There were a few a seconds of silence. Trudy Parr lit another cigarette and said, “Where do we come into this, Dr Dallas?”
“Put simply, I want you to intercept Wilshire. We cannot know what took place when he arrived in the future or what damage he may have already done. So, I want to pay you to go and bring him back.”
Dench laughed out loud. “How?” he said.
“I’ve transferred the apparatus from Wilshire’s lab to my garage in the backyard,” Dallas said, his eyes starting to gleam. “I can send you off today to approximately where Wilshire might be.”
“You tried this out yet?” said Trudy Parr. “On the small lab animals?”
“Yes, yes, of course,” he said looking distracted by more important things.
“And what were the results?”
“I’ve made improvements, based on the results. There were just some slight mutations in morphology. You know, insignificant things, minor cranial warping, some spinal vertebrae reversal, inconsequential cross species contamination, heart and colon fusion, negligible cerebellum atrophy. However, I must say that the effects on the brain are actually nearly nonexistent. Although some trivial levels of psychosis have been observed.” He tried to light his pipe again without making eye contact.
“A walk in the park,” Dench said.
“Mmm, mmm,” Dallas sounded, pipe stem in his mouth, head nodding up and down.
“And how much were you planning to offer us,” said Trudy Parr, “for this modest expedition into the unknown?”
“Mmm,” Dallas sounded again, as pipe smoke began to fill the room around him. “What’s the going rate?”
“Look Dallas,” Dench said. “I think our office will be billing you, after all. This isn’t a consultation. It’s a freak show.”
Trudy Parr stood and began walking to the door.
“Wait,” Dallas said, suddenly in a panic. “Tell me how much you want. Let’s negotiate, hammer out a deal.”
“You haven’t even opened that damn envelope. It could answer all of your questions.”
Dallas looked sheepishly down at the envelope on his desk, and said, “My lawyer believes it’s more valuable unopened.”
Trudy Parr heard this as she was exiting the study. She walked back to Dallas’ desk. He seemed to cringe like she was going to slug him. Instead she picked up the precious envelope, and retrieved a gravity knife from her purse. She let the blade fall out of the handle and into place, and then sliced open the protective plastic sleeve.
Dallas began pulling at his hair.
“Don’t,” he shouted. She looked at the colourful stamp and thought for a moment about a colourful future, where it cost more than the price of a diner meal to mail a letter. Then she sliced the envelope open. Inside was a piece of white eight and a half by eleven paper, nearly blank. Thirty percent rag, she guessed, by its weight.
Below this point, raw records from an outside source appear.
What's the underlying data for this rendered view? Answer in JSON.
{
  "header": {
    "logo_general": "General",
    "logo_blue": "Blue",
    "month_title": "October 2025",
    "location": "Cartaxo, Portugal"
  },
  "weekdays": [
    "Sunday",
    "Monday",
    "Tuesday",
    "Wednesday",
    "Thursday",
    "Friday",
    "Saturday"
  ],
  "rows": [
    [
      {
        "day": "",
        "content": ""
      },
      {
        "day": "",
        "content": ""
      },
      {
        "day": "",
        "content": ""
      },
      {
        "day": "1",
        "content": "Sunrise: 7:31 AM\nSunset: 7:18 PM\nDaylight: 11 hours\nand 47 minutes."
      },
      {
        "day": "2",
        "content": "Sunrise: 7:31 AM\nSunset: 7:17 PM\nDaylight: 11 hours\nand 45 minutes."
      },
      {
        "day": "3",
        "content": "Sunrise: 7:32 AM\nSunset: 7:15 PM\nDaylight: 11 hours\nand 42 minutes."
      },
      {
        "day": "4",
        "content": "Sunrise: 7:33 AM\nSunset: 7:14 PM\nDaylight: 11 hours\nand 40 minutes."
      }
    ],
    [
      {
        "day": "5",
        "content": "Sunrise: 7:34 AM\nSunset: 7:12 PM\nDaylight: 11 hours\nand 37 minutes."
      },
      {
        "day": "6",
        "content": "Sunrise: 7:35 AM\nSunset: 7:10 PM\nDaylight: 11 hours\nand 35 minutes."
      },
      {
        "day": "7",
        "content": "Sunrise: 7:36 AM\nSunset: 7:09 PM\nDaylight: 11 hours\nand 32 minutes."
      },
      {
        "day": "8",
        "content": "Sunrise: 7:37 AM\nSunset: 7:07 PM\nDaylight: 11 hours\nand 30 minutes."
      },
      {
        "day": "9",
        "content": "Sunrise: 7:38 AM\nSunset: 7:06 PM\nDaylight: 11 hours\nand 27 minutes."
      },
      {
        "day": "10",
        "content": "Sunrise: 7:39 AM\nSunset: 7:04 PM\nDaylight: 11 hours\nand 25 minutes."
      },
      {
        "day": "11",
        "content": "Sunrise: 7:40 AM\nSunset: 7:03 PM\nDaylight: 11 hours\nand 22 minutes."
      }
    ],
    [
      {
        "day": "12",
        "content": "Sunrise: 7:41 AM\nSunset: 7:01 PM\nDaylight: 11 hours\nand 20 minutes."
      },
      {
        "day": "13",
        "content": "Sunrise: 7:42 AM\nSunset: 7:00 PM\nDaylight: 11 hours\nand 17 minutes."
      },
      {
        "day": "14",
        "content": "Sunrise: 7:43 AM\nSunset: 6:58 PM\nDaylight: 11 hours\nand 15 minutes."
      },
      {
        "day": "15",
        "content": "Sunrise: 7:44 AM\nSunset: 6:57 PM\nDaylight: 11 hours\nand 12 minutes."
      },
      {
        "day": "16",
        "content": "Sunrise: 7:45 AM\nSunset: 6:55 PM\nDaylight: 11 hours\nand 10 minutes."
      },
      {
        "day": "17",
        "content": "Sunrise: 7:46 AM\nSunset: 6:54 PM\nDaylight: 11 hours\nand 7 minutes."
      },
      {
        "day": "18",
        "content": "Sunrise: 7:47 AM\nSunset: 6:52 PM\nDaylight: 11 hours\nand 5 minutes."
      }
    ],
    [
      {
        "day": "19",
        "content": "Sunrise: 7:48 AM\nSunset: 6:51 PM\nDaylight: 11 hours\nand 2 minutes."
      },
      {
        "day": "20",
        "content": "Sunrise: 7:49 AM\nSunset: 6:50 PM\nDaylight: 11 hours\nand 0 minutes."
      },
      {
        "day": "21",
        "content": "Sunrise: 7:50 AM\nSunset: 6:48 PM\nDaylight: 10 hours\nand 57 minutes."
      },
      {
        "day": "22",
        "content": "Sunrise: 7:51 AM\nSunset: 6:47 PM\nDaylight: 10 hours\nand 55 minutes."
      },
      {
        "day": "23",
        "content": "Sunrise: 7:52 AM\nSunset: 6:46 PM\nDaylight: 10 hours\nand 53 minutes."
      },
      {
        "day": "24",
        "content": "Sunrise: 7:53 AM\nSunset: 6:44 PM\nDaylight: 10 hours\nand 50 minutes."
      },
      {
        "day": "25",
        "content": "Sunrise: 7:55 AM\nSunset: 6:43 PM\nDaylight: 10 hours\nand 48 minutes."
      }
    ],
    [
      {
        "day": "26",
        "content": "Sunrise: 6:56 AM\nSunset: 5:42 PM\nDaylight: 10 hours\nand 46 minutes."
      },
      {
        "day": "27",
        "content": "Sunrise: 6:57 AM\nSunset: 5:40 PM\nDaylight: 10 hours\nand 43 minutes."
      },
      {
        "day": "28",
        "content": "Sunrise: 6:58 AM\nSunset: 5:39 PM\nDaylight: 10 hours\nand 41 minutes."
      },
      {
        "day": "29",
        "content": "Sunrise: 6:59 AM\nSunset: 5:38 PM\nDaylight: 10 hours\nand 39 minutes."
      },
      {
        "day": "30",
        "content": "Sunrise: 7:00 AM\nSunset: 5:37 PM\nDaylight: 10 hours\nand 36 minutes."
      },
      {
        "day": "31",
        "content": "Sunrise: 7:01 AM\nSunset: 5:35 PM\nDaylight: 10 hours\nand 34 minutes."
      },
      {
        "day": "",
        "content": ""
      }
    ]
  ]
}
Nothing special.
December 2, 2013
Note to self: invest heavily in AlphaLink Genetics of Ames, Iowa. This company will win worldwide licence for Ebola vaccine manufacture. Epidemic to strike 2014, be planet-wide by early 2015. Hundreds of millions to die. Also invest in armament manufacturers, unbridled riots engulf planet.
ps, to anyone who might read this before me:
The future is as disappointing as the past.
Dallas wept and mumble something about suing. Trudy Parr didn’t know what it meant. She and Dench read it three times, and all that made sense were the last words. The future is as disappointing as the past.
Trudy Parr thought, Halleluiah, brother.